(ANS - Rome) – “The world we have prepared for the new generations smothers their right to happiness. (…) I think that if Don Bosco was with us today he would say to us: ‘we have more than enough diagnoses, what we need now is prescriptions’”. These are some of the considerations offered by Msgr. Enrico dal Covolo, SDB, Rector of the Pontifical Lateran University, in an interview with the Vatican Insider, a few days ago. Let us quote some excerpts.
What does it mean to be a Salesian educator?
Do you know what happens every day on social networks which I also use? A mass of young people who desperately need to be noticed, who desperately seek to get “Likes” and are often willing to do anything just to be “seen” and “shared”… What role does a Salesian educator play in such a context? It is someone who feels unconditional love for the young, regardless of their qualities and performance; "It is enough for you to be young for me to love you very much,” Don Bosco used to say. Basically he would give all young people a “Like” no matter what.
Salesian educators care about the rational not just the emotional dimension. Loving is not enough; the challenges the youth situation poses need to be taken seriously. Love needs to translate into concrete plans and large-scale efforts in favour of young people.
Why celebrate the bicentennial of Saint Giovanni Bosco’s birth? What does the founder of the Salesians say to the men and women and above all to the young people of the third millennium?
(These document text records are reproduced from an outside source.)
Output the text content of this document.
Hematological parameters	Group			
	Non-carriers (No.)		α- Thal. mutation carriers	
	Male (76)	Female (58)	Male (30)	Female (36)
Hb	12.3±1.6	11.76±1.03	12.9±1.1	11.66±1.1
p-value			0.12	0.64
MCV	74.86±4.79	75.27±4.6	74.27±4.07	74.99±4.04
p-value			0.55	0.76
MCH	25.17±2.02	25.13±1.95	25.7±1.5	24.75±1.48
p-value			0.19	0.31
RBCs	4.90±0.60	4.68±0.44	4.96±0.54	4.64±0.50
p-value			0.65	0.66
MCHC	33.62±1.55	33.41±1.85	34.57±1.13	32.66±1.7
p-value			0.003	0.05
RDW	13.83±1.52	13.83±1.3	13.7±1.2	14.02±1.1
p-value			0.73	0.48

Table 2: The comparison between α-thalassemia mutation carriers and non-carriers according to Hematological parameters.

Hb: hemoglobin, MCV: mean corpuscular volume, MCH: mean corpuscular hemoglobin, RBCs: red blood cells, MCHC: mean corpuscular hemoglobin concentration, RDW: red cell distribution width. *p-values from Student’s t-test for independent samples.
The world we have prepared for the new generations smothers their right to happiness... Do you know that in Europe, suicide is the second cause of death among adolescents and the first among young people? The point here is that what is lacking are solutions, we are all able to diagnose a problem but when I look around, both inside and outside the Church, I see that “exit strategies” are missing. This is where Don Bosco – whose bicentennial we celebrate this year – comes in. He really was God’s entrepreneur for the wellbeing of young people. His careful analysis of the situation of young people and the concrete solutions he came up with, turned out to be an explosive and beneficial mix. I think that if Don Bosco was with us today he would say to us: “we have more than enough diagnoses, what we need now is prescriptions.”